No matter how advanced financial instruments become, the need for banking services will always exist. The rise of Banking as a Service (BaaS) is due to the difficulty of building basic financial building blocks on TradFi, no matter how innovative the application layer is; naturally, this has led to modularization in the software, resulting in the separation of the front-end and back-end. Today, the back-end is called BaaS.

BaaS providers license their infrastructure to fintech companies, enabling them to launch digital banking, corporate card and lending products with minimal time and cost. By providing these services through APIs, BaaS providers allow tech companies to focus on customer experience and unique products, while the BaaS provider handles the “boring but critical” backend, namely compliance, risk management and fund flow.

In the pre-blockchain era, a hypothetical BaaS stack included banking infrastructure, KYC/AML compliance, payment processing, card issuance, and data aggregation. The system worked, but was complex and inefficient because it was still rooted in the traditional banking infrastructure (SWIFT/ACH) established in the 1970s.

Blockchain represents a transformative innovation that will disrupt modern BaaS. By using blockchain-based assets and protocols, we can build a new BaaS model that is simpler, cheaper, faster, global, and more transparent. The post-blockchain BaaS stack will include self-custodial wallets (such as Squads), programmable enhanced on-chain KYC and compliance protocols (such as zkMe), stablecoin payment infrastructure (such as Bridge), and DeFi protocols for lending (such as Kamino) and trading (such as Drift).

The evolution of BaaS to a blockchain-based model is inevitable. As the infrastructure matures, we will see blockchain protocols replace every component in today’s BaaS stack, creating a leaner, more efficient, and more transparent model for financial services.

Squads is a company invested by Multicoin.

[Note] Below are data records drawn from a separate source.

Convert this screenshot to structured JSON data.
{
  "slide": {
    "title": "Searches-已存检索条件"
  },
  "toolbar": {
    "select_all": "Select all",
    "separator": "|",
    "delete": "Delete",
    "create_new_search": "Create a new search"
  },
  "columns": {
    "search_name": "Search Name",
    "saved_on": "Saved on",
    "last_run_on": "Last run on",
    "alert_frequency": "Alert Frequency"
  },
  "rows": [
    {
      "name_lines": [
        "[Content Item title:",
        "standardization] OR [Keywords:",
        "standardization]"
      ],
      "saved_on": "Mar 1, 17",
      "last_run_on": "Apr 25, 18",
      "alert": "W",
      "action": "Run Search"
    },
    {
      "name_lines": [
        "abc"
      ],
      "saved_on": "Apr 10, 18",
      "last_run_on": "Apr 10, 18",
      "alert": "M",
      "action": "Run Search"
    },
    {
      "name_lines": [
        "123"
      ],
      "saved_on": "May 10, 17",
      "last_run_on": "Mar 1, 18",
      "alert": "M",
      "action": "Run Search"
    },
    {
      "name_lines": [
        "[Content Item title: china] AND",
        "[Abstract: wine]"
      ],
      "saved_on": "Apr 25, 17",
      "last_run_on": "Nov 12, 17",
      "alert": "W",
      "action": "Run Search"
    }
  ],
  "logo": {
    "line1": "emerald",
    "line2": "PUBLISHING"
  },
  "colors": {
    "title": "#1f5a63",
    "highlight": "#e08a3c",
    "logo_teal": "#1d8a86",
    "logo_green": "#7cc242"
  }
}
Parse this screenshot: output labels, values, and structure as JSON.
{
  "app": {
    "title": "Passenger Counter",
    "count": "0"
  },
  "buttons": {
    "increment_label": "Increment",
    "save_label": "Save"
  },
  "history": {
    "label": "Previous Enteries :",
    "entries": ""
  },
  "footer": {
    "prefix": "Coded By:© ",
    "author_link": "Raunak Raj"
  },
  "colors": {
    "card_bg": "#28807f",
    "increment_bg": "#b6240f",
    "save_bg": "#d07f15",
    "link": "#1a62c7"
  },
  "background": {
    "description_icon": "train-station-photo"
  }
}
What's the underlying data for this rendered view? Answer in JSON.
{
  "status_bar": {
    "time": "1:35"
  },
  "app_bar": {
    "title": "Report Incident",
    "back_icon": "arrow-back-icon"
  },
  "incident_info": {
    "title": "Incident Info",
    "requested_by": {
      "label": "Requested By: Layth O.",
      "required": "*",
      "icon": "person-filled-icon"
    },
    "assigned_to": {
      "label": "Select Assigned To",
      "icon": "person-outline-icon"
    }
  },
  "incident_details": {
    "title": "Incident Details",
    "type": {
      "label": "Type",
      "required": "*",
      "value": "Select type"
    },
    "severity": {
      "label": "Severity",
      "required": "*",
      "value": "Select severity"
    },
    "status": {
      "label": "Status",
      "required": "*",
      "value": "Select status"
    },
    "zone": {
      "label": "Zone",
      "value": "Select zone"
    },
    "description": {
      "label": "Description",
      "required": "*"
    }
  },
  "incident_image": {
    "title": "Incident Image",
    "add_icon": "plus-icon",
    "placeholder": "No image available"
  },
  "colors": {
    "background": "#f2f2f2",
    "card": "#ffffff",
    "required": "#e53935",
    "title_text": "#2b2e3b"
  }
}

Its core is to provide a BaaS protocol on Solana, allowing enterprises, individuals and developers to create secure accounts that can store value and be used for programmatic transactions. We expect Squads to firmly lead the development of BaaS in 2025.

Matt Shapiro, Partner at Multcoin Capital: Eliminating Friction Increases Usage

When costs and friction are removed, usage naturally increases. Email changed the way we communicate; the iPhone made it easier to take photos and document our lives; Amazon simplified the way we shop online; and social media made sharing content seamless.

Obviously, the same result would occur if transactions and remittances were also made easier. Stablecoins could spark one of the biggest financial revolutions of our time. The ability to send remittances with 24/7, near-instant settlement would have far-reaching consequences. It would allow the dollar to penetrate new markets and get into the hands of real people in a way that Treasury auctions cannot. It would make commerce more efficient, with no downtime at night, on weekends, or on holidays. It would reduce working capital requirements and drastically reduce the cost and time of cross-border transactions. Currently, the supply and trading volume of stablecoins have reached new highs, and as regulatory clarity emerges, the acceptance of stablecoins will also increase.

The growth of stablecoins will further catalyze the concept of open finance. When transactions become easier, more transactions will occur. Those who own stablecoins will seek yield on these assets and gravitate to platforms like Kamino and Drift. Once on-chain, stablecoin holders will be able to access the yield of money market funds (such as Blackrock's BUIDL) and DEXs (such as Drift, Jupiter, Raydium, and Uniswap) with just a click of the mouse. As on-chain assets continue to grow, there will undoubtedly be more and more assets that stablecoin holders can choose to own and participate in. Stablecoins are the Trojan Horse for the on-chain economy, which will grow into a more inclusive and open global financial system.